Schools rarely send a letter saying "we are refusing your child's enrolment because of their disability." The signals are usually subtler: delays in responding to your enrolment application, repeated requests for further assessments, suggestions to visit alternative settings, emails expressing "concerns" about the school's capacity to "meet your child's needs."

If you are experiencing this pattern, take these steps:

Step one: Put it in writing. Send an email confirming that you are submitting a formal enrolment application for your child and requesting a written response. This forces the school to either accept, formally decline with documented reasons, or continue stalling — which is itself documentable.

Step two: Request the basis for any rejection in writing.
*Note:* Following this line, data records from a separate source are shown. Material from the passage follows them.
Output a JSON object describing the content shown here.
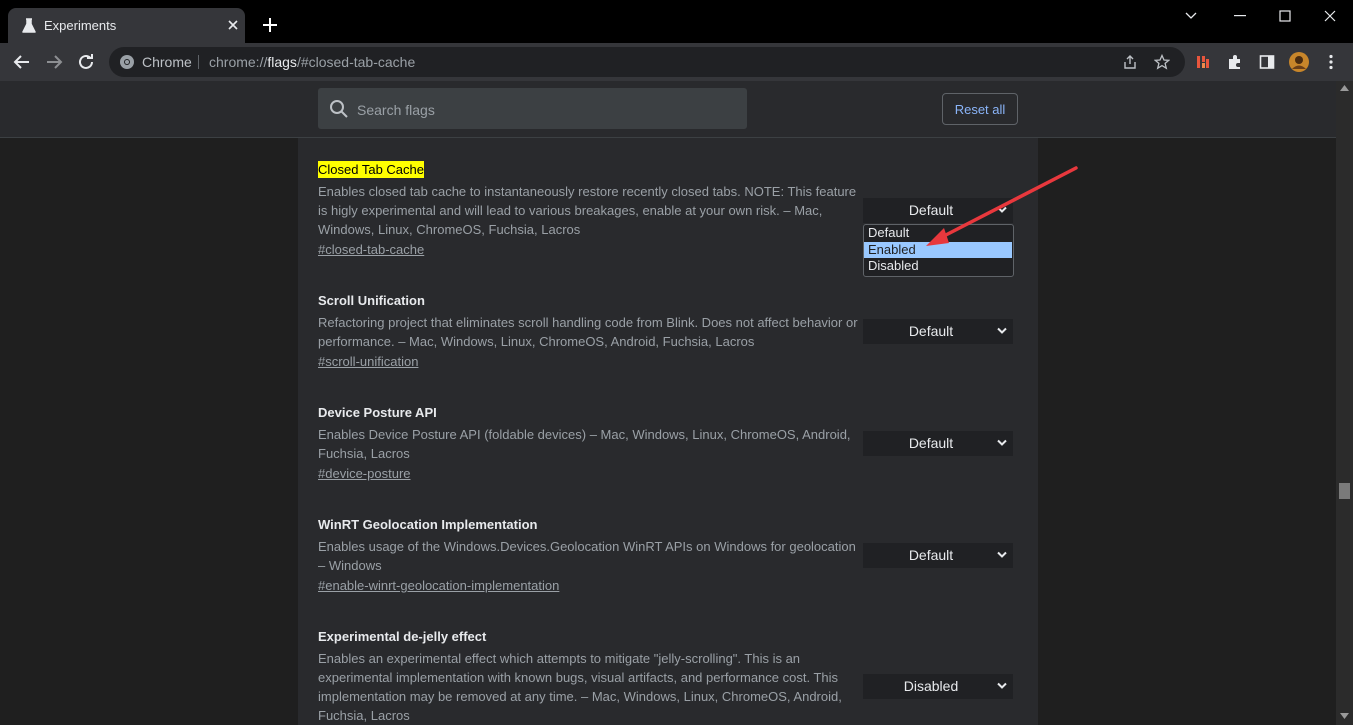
{
  "tab": {
    "title": "Experiments"
  },
  "omnibox": {
    "site": "Chrome",
    "url_prefix": "chrome://",
    "url_host": "flags",
    "url_suffix": "/#closed-tab-cache"
  },
  "search": {
    "placeholder": "Search flags"
  },
  "reset_label": "Reset all",
  "experiments": [
    {
      "name": "Closed Tab Cache",
      "highlighted": true,
      "description": "Enables closed tab cache to instantaneously restore recently closed tabs. NOTE: This feature is higly experimental and will lead to various breakages, enable at your own risk. – Mac, Windows, Linux, ChromeOS, Fuchsia, Lacros",
      "link": "#closed-tab-cache",
      "value": "Default"
    },
    {
      "name": "Scroll Unification",
      "description": "Refactoring project that eliminates scroll handling code from Blink. Does not affect behavior or performance. – Mac, Windows, Linux, ChromeOS, Android, Fuchsia, Lacros",
      "link": "#scroll-unification",
      "value": "Default"
    },
    {
      "name": "Device Posture API",
      "description": "Enables Device Posture API (foldable devices) – Mac, Windows, Linux, ChromeOS, Android, Fuchsia, Lacros",
      "link": "#device-posture",
      "value": "Default"
    },
    {
      "name": "WinRT Geolocation Implementation",
      "description": "Enables usage of the Windows.Devices.Geolocation WinRT APIs on Windows for geolocation – Windows",
      "link": "#enable-winrt-geolocation-implementation",
      "value": "Default"
    },
    {
      "name": "Experimental de-jelly effect",
      "description": "Enables an experimental effect which attempts to mitigate \"jelly-scrolling\". This is an experimental implementation with known bugs, visual artifacts, and performance cost. This implementation may be removed at any time. – Mac, Windows, Linux, ChromeOS, Android, Fuchsia, Lacros",
      "link": "",
      "value": "Disabled"
    }
  ],
  "dropdown": {
    "options": [
      "Default",
      "Enabled",
      "Disabled"
    ],
    "selected": "Enabled"
  },
  "colors": {
    "highlight": "#ffff00",
    "annotation_arrow": "#e8383d",
    "selected_option": "#99c8ff",
    "link_accent": "#8ab4f8"
  }
}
If the school declines, or if you are told the school "cannot accommodate" your child, ask in writing: "Please confirm in writing the specific basis on which my child's enrolment has been declined, and how this satisfies the unjustifiable hardship test under the Disability Discrimination Act 1992." Many schools will not put an unlawful rationale in writing.
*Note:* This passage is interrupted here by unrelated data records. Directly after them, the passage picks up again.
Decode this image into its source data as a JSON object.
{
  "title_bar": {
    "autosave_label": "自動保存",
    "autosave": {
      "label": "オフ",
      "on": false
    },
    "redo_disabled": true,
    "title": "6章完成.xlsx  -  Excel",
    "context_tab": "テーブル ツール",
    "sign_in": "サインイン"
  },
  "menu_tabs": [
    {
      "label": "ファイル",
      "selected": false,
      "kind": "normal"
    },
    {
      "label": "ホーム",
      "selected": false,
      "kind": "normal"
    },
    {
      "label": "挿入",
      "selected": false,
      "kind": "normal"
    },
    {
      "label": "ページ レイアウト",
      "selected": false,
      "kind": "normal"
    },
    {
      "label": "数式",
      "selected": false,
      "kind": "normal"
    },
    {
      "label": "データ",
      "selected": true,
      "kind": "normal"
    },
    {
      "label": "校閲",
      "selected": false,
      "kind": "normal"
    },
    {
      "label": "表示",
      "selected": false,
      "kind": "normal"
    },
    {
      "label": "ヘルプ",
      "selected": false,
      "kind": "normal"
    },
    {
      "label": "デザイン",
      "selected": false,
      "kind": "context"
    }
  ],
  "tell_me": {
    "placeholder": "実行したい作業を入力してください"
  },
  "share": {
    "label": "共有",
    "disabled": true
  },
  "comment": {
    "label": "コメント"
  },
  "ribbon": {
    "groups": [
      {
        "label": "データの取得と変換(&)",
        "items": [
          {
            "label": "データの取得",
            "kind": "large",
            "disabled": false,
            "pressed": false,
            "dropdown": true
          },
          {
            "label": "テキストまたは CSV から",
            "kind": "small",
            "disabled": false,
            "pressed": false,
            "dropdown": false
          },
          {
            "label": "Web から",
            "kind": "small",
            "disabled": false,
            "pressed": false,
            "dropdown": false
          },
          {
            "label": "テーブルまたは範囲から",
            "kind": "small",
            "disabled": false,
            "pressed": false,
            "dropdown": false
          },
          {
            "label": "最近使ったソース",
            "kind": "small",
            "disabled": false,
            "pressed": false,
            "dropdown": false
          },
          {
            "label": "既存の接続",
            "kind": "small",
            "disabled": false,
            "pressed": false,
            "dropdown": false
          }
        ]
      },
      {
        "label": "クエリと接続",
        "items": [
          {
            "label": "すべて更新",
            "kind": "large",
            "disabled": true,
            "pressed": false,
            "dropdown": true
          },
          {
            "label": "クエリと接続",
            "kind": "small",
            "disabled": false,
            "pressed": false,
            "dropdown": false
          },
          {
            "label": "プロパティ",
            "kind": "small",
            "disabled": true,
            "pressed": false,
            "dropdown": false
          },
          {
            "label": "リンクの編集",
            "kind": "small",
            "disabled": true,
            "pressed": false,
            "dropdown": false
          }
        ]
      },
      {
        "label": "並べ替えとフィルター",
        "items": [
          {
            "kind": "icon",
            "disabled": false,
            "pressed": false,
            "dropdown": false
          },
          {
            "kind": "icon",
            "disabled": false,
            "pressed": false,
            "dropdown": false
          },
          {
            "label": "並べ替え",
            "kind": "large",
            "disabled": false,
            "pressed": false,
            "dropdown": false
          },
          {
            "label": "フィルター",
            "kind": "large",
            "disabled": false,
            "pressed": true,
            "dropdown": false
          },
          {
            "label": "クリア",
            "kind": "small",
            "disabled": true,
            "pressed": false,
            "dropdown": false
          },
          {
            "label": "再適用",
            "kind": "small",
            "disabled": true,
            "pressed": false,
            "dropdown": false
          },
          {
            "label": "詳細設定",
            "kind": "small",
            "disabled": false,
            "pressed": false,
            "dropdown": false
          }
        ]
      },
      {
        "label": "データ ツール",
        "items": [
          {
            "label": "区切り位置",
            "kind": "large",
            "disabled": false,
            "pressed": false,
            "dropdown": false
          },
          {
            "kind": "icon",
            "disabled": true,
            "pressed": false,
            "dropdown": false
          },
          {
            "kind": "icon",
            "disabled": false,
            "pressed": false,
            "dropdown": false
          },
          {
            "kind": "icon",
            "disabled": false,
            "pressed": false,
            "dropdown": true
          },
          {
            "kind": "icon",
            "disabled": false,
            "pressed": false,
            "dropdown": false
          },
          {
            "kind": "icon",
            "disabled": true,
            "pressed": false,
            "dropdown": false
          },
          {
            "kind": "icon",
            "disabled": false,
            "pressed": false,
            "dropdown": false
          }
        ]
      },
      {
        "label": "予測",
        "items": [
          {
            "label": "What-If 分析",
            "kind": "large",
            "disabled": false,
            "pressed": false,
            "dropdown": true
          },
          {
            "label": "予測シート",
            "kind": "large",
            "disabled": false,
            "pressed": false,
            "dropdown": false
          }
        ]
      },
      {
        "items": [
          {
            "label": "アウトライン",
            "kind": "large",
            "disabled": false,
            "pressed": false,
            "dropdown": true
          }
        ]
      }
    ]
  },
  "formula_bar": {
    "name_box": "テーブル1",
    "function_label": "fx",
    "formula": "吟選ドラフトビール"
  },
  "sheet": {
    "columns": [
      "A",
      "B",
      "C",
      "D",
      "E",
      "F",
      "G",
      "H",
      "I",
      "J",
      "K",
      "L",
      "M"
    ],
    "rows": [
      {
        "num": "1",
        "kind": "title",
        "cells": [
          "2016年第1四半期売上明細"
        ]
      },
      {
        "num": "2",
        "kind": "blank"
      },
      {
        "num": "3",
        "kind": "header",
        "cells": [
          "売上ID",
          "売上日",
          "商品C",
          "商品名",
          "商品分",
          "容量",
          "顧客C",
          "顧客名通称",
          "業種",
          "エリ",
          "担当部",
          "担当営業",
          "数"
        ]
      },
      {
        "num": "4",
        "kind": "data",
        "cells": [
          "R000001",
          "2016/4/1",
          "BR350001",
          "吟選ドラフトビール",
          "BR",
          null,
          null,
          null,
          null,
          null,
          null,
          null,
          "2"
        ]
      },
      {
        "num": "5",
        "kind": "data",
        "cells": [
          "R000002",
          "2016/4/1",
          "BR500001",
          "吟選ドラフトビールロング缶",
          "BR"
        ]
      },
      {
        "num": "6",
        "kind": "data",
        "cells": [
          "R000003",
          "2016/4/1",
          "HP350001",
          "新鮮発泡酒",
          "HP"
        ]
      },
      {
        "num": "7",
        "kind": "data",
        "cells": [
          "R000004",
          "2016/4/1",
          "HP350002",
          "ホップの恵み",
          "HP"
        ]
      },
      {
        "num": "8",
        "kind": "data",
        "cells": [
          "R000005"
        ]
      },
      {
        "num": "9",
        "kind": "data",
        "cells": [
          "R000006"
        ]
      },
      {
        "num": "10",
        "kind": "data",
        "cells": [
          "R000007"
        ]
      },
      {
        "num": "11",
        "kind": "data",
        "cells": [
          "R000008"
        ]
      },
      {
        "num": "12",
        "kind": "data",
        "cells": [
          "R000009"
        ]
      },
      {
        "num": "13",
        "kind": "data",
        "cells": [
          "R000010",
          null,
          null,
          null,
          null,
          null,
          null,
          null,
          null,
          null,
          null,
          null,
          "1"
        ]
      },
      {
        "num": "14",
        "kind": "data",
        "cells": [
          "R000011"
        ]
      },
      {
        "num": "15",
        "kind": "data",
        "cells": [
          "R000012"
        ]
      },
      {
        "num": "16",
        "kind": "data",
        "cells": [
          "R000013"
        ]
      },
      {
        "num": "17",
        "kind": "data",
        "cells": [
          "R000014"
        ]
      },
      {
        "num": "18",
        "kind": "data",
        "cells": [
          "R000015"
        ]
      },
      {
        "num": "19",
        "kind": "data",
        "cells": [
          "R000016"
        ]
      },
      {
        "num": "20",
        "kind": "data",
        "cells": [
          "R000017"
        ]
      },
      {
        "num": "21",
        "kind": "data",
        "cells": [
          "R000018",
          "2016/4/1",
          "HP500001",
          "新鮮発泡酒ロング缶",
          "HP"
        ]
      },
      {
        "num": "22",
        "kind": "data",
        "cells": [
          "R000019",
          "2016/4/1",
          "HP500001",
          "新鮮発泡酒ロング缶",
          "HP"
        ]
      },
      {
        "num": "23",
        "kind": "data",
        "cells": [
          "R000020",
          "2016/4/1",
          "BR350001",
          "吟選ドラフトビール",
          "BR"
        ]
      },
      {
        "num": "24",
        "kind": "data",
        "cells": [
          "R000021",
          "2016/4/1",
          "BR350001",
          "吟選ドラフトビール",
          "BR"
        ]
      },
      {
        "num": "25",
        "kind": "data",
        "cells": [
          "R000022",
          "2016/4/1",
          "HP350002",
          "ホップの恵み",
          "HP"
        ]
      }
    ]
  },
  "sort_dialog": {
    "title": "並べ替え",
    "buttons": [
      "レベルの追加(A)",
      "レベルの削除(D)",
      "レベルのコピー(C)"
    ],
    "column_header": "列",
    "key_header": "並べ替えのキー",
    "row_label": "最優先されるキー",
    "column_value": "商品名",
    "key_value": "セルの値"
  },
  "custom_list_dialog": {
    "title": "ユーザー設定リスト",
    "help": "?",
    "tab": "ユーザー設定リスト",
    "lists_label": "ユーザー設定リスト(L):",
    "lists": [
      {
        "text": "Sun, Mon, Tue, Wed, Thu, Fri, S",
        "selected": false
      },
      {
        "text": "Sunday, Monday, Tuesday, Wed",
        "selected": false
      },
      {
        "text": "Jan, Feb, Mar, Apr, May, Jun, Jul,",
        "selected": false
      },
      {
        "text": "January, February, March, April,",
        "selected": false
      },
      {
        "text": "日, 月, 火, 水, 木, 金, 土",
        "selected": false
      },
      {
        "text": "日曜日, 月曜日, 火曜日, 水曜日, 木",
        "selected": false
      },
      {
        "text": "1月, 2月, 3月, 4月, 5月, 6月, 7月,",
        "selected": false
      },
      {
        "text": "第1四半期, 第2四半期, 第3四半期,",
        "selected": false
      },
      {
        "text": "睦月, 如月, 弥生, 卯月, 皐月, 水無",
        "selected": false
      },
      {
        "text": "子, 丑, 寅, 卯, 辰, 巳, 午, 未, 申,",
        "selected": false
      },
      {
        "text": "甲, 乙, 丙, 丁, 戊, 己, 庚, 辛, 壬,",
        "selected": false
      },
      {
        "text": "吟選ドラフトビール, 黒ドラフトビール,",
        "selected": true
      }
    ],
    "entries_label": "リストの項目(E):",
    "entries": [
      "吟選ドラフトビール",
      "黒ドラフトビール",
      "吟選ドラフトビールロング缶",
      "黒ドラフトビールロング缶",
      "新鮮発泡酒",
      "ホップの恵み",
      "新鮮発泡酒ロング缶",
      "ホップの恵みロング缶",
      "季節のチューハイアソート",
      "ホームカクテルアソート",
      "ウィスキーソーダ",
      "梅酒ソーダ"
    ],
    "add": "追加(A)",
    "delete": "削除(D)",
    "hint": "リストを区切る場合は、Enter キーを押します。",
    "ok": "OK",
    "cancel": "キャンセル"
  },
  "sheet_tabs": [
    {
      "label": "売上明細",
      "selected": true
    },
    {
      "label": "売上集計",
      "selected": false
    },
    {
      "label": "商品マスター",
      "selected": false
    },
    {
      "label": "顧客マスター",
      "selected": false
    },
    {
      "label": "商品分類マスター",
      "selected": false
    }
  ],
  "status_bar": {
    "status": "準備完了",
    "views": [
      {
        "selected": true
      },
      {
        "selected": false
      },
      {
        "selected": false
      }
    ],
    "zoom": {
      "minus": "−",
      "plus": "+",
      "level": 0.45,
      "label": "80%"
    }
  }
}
Step three: Escalate to the Regional Education Director. Under the 2026 amendments, the Chief Executive of the Department for Education no longer has the power to direct a child into a segregated special school solely on the basis of disability. Enrolment decisions at individual school sites that appear to override inclusive education obligations can be escalated to the regional Education Director.

Step four: Lodge a complaint with the Equal Opportunity Commission SA. The EOC SA handles complaints under the Equal Opportunity Act 1984 (SA) at no cost. A refused enrolment that cannot be justified under the unjustifiable hardship test is a straightforward discrimination complaint. You can simultaneously or alternatively lodge with the Australian Human Rights Commission under the DDA.

The South Australia Disability Advocacy Playbook includes a template specifically for responding to enrolment refusals — structured to cite the 2026 amendments, the DDA, and the DSE, and formatted to require a written legal response from the school.

A Note on Non-Government Schools

The 2026 amendments apply to both government and non-government schools. Catholic schools, independent schools, and specialist schools all fall within the scope of the Education and Children's Services Act 2019 (SA) as amended. The unjustifiable hardship test applies equally across sectors.

Some non-government schools argue that their ethos or specialised mission creates a legitimate basis for selective enrolment. This is a complex area, but disability alone — without genuine evidence that the specific enrolment creates unjustifiable hardship — is not an acceptable selection criterion.

The Broader Point

Prior to 2026, enrolment refusals based on disability were technically unlawful under the DDA but practically common in South Australia. The 2026 amendments made compliance mandatory and introduced reporting obligations and penalties for principals who do not comply.

That legal shift gives parents considerably more leverage than they had even two years ago. Use it — but use it in writing, with statutory citations, and with a paper trail that documents each step.